C’est le début du mois de juin, il fait beau et froid, le soleil cogne sur les neiges immenses du Pamir et des Tian Shan, les montagnes célestes. Le toit du monde a entamé sa fonte énorme. De toutes parts l’eau jaillit, dévale, charrie. Les torrents sont gros, les rus déchaînés. Le plus souvent, je finis par trouver un tronc tombé en travers, parviens à passer. Cette fois c’est une vraie rivière. J’ai beau chercher un gué, partout le lit est large, le débit puissant. Je regarde l’eau glacée qui file. Je délace mes chaussures, les suspends à mon sac à dos, m’avance pieds nus. Je sens la morsure du froid. L’eau doit être à 3 ou 4 degrés, pas plus. De toute façon la poussée est si forte que je ne sens plus le froid. Plus mes jambes. Plus rien que de grosses pierres qui roulent sous mes appuis. Ne pas tomber. Ne pas tomber. Je glisse une fois. Me rattrape de justesse. Une deuxième fois. Tape contre un rocher. Me remets miraculeusement debout. Donne un dernier coup de reins pour m’arracher au courant. Je suis sur l’autre rive. Mon cœur bat à toute allure. Je regarde mon pied. L’ongle s’est arraché. Tout l’orteil est en sang. Je remets mes chaussures. Je repars.

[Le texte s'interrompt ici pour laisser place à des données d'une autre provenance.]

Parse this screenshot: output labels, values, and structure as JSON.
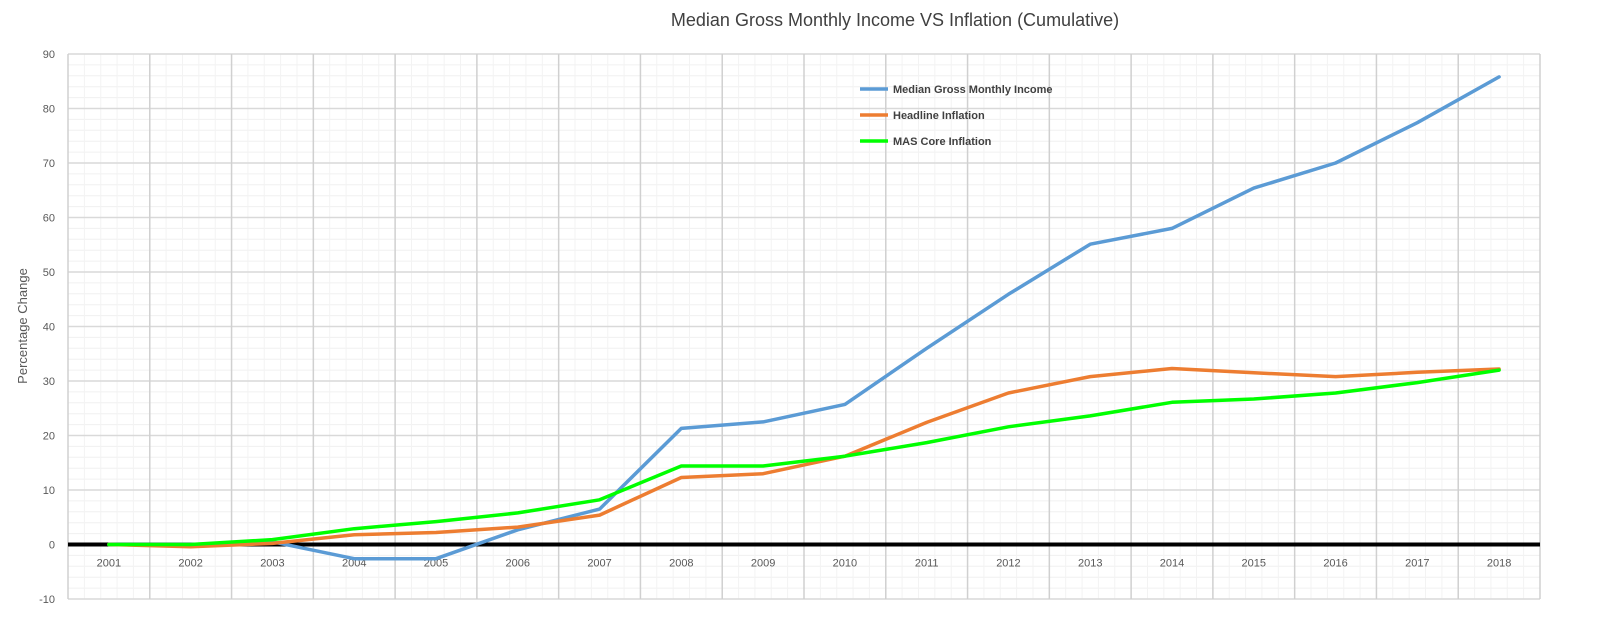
{
  "chart_data": {
    "type": "line",
    "title": "Median Gross Monthly Income VS Inflation (Cumulative)",
    "xlabel": "",
    "ylabel": "Percentage Change",
    "ylim": [
      -10,
      90
    ],
    "y_ticks": [
      -10,
      0,
      10,
      20,
      30,
      40,
      50,
      60,
      70,
      80,
      90
    ],
    "grid": true,
    "legend_position": "top-center",
    "categories": [
      "2001",
      "2002",
      "2003",
      "2004",
      "2005",
      "2006",
      "2007",
      "2008",
      "2009",
      "2010",
      "2011",
      "2012",
      "2013",
      "2014",
      "2015",
      "2016",
      "2017",
      "2018"
    ],
    "series": [
      {
        "name": "Median Gross Monthly Income",
        "color": "#5b9bd5",
        "values": [
          0,
          0,
          0.5,
          -2.6,
          -2.6,
          2.7,
          6.5,
          21.3,
          22.5,
          25.7,
          36.0,
          45.9,
          55.1,
          58.0,
          65.4,
          70.0,
          77.4,
          85.8
        ]
      },
      {
        "name": "Headline Inflation",
        "color": "#ed7d31",
        "values": [
          0,
          -0.4,
          0.2,
          1.8,
          2.2,
          3.2,
          5.4,
          12.3,
          13.0,
          16.2,
          22.4,
          27.8,
          30.8,
          32.3,
          31.5,
          30.8,
          31.6,
          32.2
        ]
      },
      {
        "name": "MAS Core Inflation",
        "color": "#00ff00",
        "values": [
          0,
          0,
          0.9,
          2.9,
          4.2,
          5.8,
          8.2,
          14.4,
          14.4,
          16.2,
          18.7,
          21.6,
          23.6,
          26.1,
          26.7,
          27.8,
          29.7,
          32.0
        ]
      }
    ]
  }
}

J’ai déjà cru mourir dix jours plus tôt, à flanc d’une paroi des Tian Shan où je m’étais aventuré avec un montagnard suisse aussi peu équipé que moi, mais autrement expérimenté. Au bord de la chute, j’ai sacrifié mon sac et ma tente : je les ai regardés dévaler trois cents mètres en contrebas, faire d’interminables soleils, s’écraser au fond. La seconde d’après, j’aurais dû les rejoindre. Le Suisse m’a sauvé, en creusant de son bâton des entailles dans la paroi qui nous ont servi de marches.

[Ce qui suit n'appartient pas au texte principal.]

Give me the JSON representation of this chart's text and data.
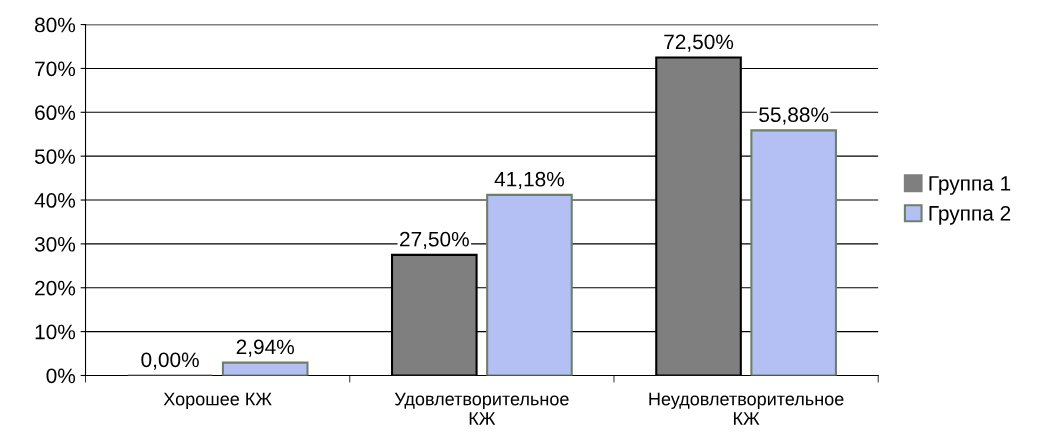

Qu’est-ce que je cherche pendant ce séjour solitaire de deux mois au Kirghizistan ? À quoi je joue ? C’était il y a 20 ans. Souvenirs pêle-mêle des heures qui suivent ce jour-là : le temps qui continue de s’étirer. L’angoisse qui monte. Les heures qui passent, interminables : et rien. Toujours rien. Une ou deux fois je hurle, d’épuisement, de découragement, de peur. Je hurle parmi les montagnes à perte de vue désertes. Je me vide les poumons. Et rien alentour ne bouge. Je suis seul. Je regarde ma boussole en toc et je me dis qu’elle est fausse, que j’ai dû dévier de quelques degrés, un infime écart entre nord magnétique et vrai nord, qui va m’être fatal. Je me rappelle la lumière qui baisse, la douleur au pied qui s’avive, l’angoisse qui monte. Je me rappelle un taureau que je rencontre au creux d’un vallon, lui et moi face à face, sans personne alentour, et je me demande si par-dessus le marché, maintenant, je vais me faire encorner. Surtout je revois la route qui apparaît enfin. Dans un sursaut désespéré, je me suis rué vers le sommet d’un pic qui dominait tous les autres, simplement pour voir. Elle est là, cette fichue route : un très fin ruban, parfaitement rectiligne, à deux bons kilomètres encore devant moi. Ligne de vie, qui me sauve. Plein nord.